Les perspectives à long terme suggèrent une baisse de l’intérêt pour les exportations internationales
Une analyse de l’enquête sur le long terme révèle des résultats préliminaires suggérant une baisse de la croissance de la capacité et de l’intérêt du Canada pour les exportations. Plus précisément, on observe que depuis 2015, de moins en moins d’entreprises ont commencé à exporter vers d’autres pays dans les deux années précédentes et qu’elles sont encore moins nombreuses à prévoir des exportations sur une période de deux ans. Bien que cette tendance ne soit pas irréversible, elle demeure préoccupante et mérite d’être observée de près. Il n’est donc pas surprenant qu’il y ait eu une baisse importante dans le nombre d’entreprises canadiennes prévoyant commencer à exporter aux États-Unis dans les deux prochaines années. De récentes annonces en provenance du gouvernement américain ont dissuadé certaines entreprises à pénétrer cet important marché, et si la tendance se maintient, les conséquences à long terme pourraient être fâcheuses. Les États-Unis représentent depuis longtemps un terrain d’essai stratégique pour les entreprises canadiennes pouvant difficilement être remplacé.
Parmi les exportateurs canadiens planifiant d’exporter vers de nouveaux marchés dans les deux prochaines années, pourcentage de ceux qui prévoient aussi exporter aux États-Unis.
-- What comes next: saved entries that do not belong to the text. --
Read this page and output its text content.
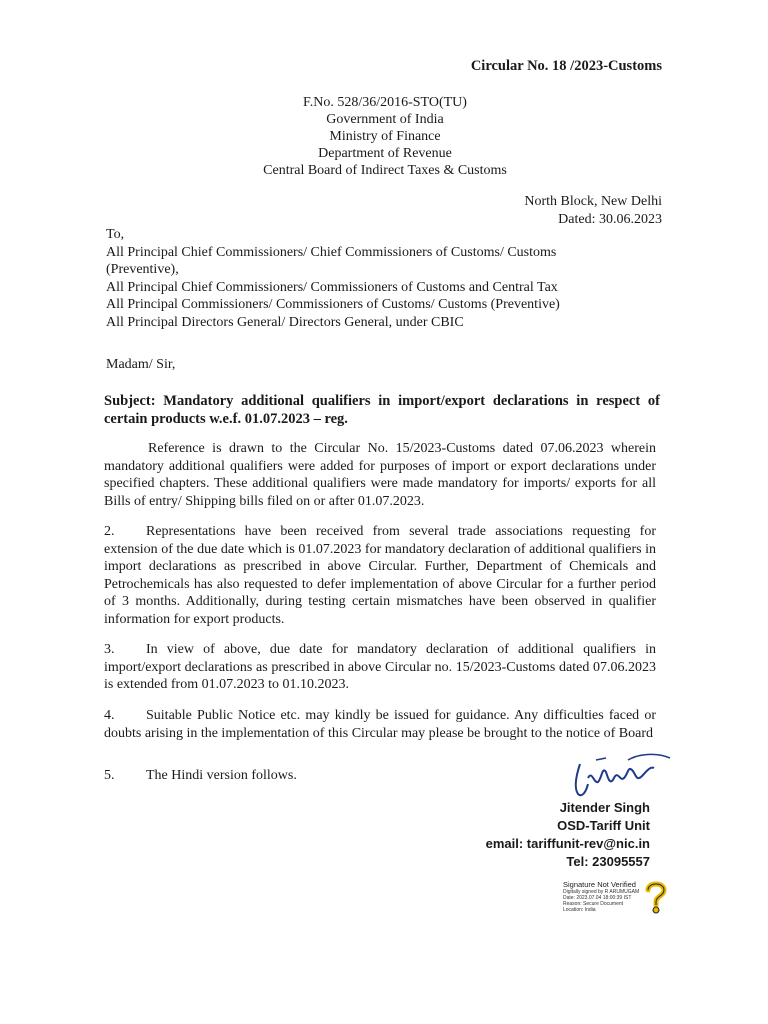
Circular No. 18 /2023-Customs
F.No. 528/36/2016-STO(TU)
Government of India
Ministry of Finance
Department of Revenue
Central Board of Indirect Taxes & Customs
North Block, New Delhi
Dated: 30.06.2023
To,
All Principal Chief Commissioners/ Chief Commissioners of Customs/ Customs
(Preventive),
All Principal Chief Commissioners/ Commissioners of Customs and Central Tax
All Principal Commissioners/ Commissioners of Customs/ Customs (Preventive)
All Principal Directors General/ Directors General, under CBIC
Madam/ Sir,
Subject: Mandatory additional qualifiers in import/export declarations in respect of certain products w.e.f. 01.07.2023 – reg.
Reference is drawn to the Circular No. 15/2023-Customs dated 07.06.2023 wherein mandatory additional qualifiers were added for purposes of import or export declarations under specified chapters. These additional qualifiers were made mandatory for imports/ exports for all Bills of entry/ Shipping bills filed on or after 01.07.2023.
2. Representations have been received from several trade associations requesting for extension of the due date which is 01.07.2023 for mandatory declaration of additional qualifiers in import declarations as prescribed in above Circular. Further, Department of Chemicals and Petrochemicals has also requested to defer implementation of above Circular for a further period of 3 months. Additionally, during testing certain mismatches have been observed in qualifier information for export products.
3. In view of above, due date for mandatory declaration of additional qualifiers in import/export declarations as prescribed in above Circular no. 15/2023-Customs dated 07.06.2023 is extended from 01.07.2023 to 01.10.2023.
4. Suitable Public Notice etc. may kindly be issued for guidance. Any difficulties faced or doubts arising in the implementation of this Circular may please be brought to the notice of Board
5. The Hindi version follows.
Jitender Singh
OSD-Tariff Unit
email: tariffunit-rev@nic.in
Tel: 23095557
Signature Not Verified
Digitally signed by R ARUMUGAM
Date: 2023.07.04 18:00:39 IST
Reason: Secure Document
Location: India
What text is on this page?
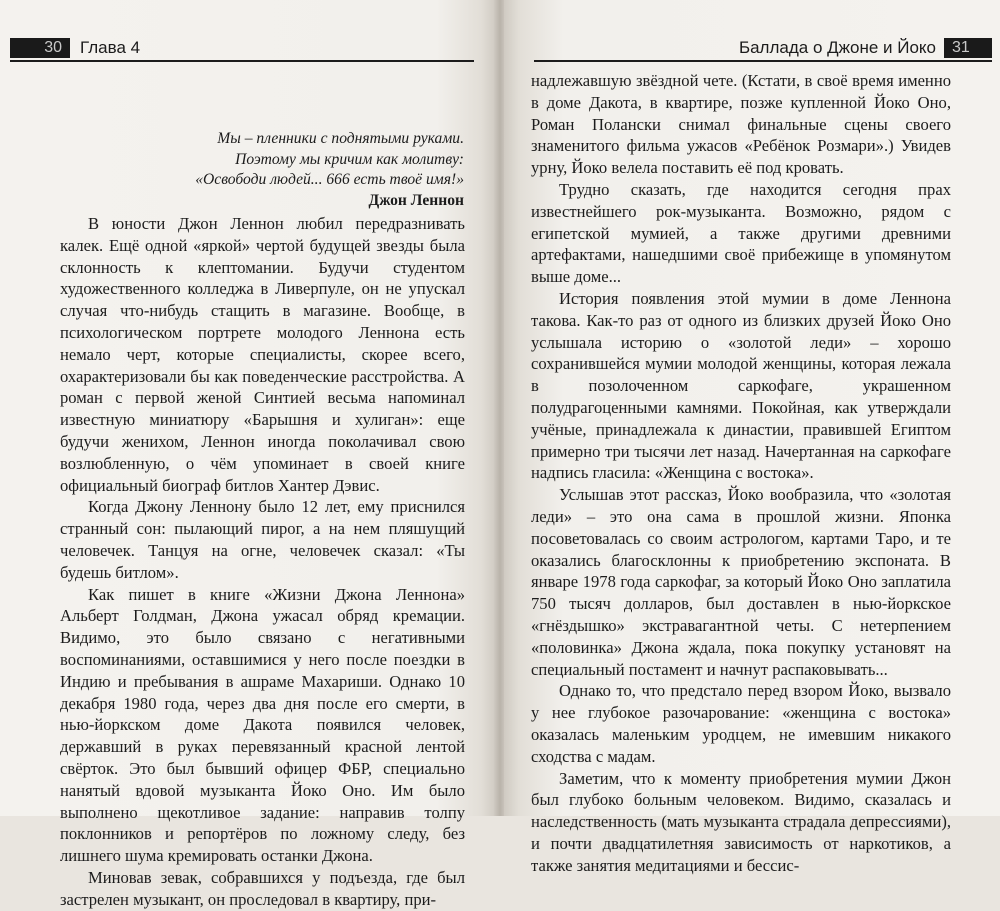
30	Глава 4
Мы – пленники с поднятыми руками.
Поэтому мы кричим как молитву:
«Освободи людей... 666 есть твоё имя!»
Джон Леннон

В юности Джон Леннон любил передразнивать калек. Ещё одной «яркой» чертой будущей звезды была склонность к клептомании. Будучи студентом художественного колледжа в Ливерпуле, он не упускал случая что-нибудь стащить в магазине. Вообще, в психологическом портрете молодого Леннона есть немало черт, которые специалисты, скорее всего, охарактеризовали бы как поведенческие расстройства. А роман с первой женой Синтией весьма напоминал известную миниатюру «Барышня и хулиган»: еще будучи женихом, Леннон иногда поколачивал свою возлюбленную, о чём упоминает в своей книге официальный биограф битлов Хантер Дэвис.

Когда Джону Леннону было 12 лет, ему приснился странный сон: пылающий пирог, а на нем пляшущий человечек. Танцуя на огне, человечек сказал: «Ты будешь битлом».

Как пишет в книге «Жизни Джона Леннона» Альберт Голдман, Джона ужасал обряд кремации. Видимо, это было связано с негативными воспоминаниями, оставшимися у него после поездки в Индию и пребывания в ашраме Махариши. Однако 10 декабря 1980 года, через два дня после его смерти, в нью-йоркском доме Дакота появился человек, державший в руках перевязанный красной лентой свёрток. Это был бывший офицер ФБР, специально нанятый вдовой музыканта Йоко Оно. Им было выполнено щекотливое задание: направив толпу поклонников и репортёров по ложному следу, без лишнего шума кремировать останки Джона.

Миновав зевак, собравшихся у подъезда, где был застрелен музыкант, он проследовал в квартиру, при-

Баллада о Джоне и Йоко	31

надлежавшую звёздной чете. (Кстати, в своё время именно в доме Дакота, в квартире, позже купленной Йоко Оно, Роман Полански снимал финальные сцены своего знаменитого фильма ужасов «Ребёнок Розмари».) Увидев урну, Йоко велела поставить её под кровать.

Трудно сказать, где находится сегодня прах известнейшего рок-музыканта. Возможно, рядом с египетской мумией, а также другими древними артефактами, нашедшими своё прибежище в упомянутом выше доме...

История появления этой мумии в доме Леннона такова. Как-то раз от одного из близких друзей Йоко Оно услышала историю о «золотой леди» – хорошо сохранившейся мумии молодой женщины, которая лежала в позолоченном саркофаге, украшенном полудрагоценными камнями. Покойная, как утверждали учёные, принадлежала к династии, правившей Египтом примерно три тысячи лет назад. Начертанная на саркофаге надпись гласила: «Женщина с востока».

Услышав этот рассказ, Йоко вообразила, что «золотая леди» – это она сама в прошлой жизни. Японка посоветовалась со своим астрологом, картами Таро, и те оказались благосклонны к приобретению экспоната. В январе 1978 года саркофаг, за который Йоко Оно заплатила 750 тысяч долларов, был доставлен в нью-йоркское «гнёздышко» экстравагантной четы. С нетерпением «половинка» Джона ждала, пока покупку установят на специальный постамент и начнут распаковывать...

Однако то, что предстало перед взором Йоко, вызвало у нее глубокое разочарование: «женщина с востока» оказалась маленьким уродцем, не имевшим никакого сходства с мадам.

Заметим, что к моменту приобретения мумии Джон был глубоко больным человеком. Видимо, сказалась и наследственность (мать музыканта страдала депрессиями), и почти двадцатилетняя зависимость от наркотиков, а также занятия медитациями и бессис-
Pour terminer sur une note positive, pourquoi ne pas voir le bon côté des choses concernant les négociations sur l’ALENA? Ces pourparlers très médiatisés sur les relations commerciales inciteront peut-être davantage de sociétés canadiennes à diversifier leurs activités internationales en perçant de nouveaux marchés hors des États-Unis. EDC a toujours été une fervente défenseure de la diversification, y voyant une approche sûre pour accroître les ventes et répartir les risques.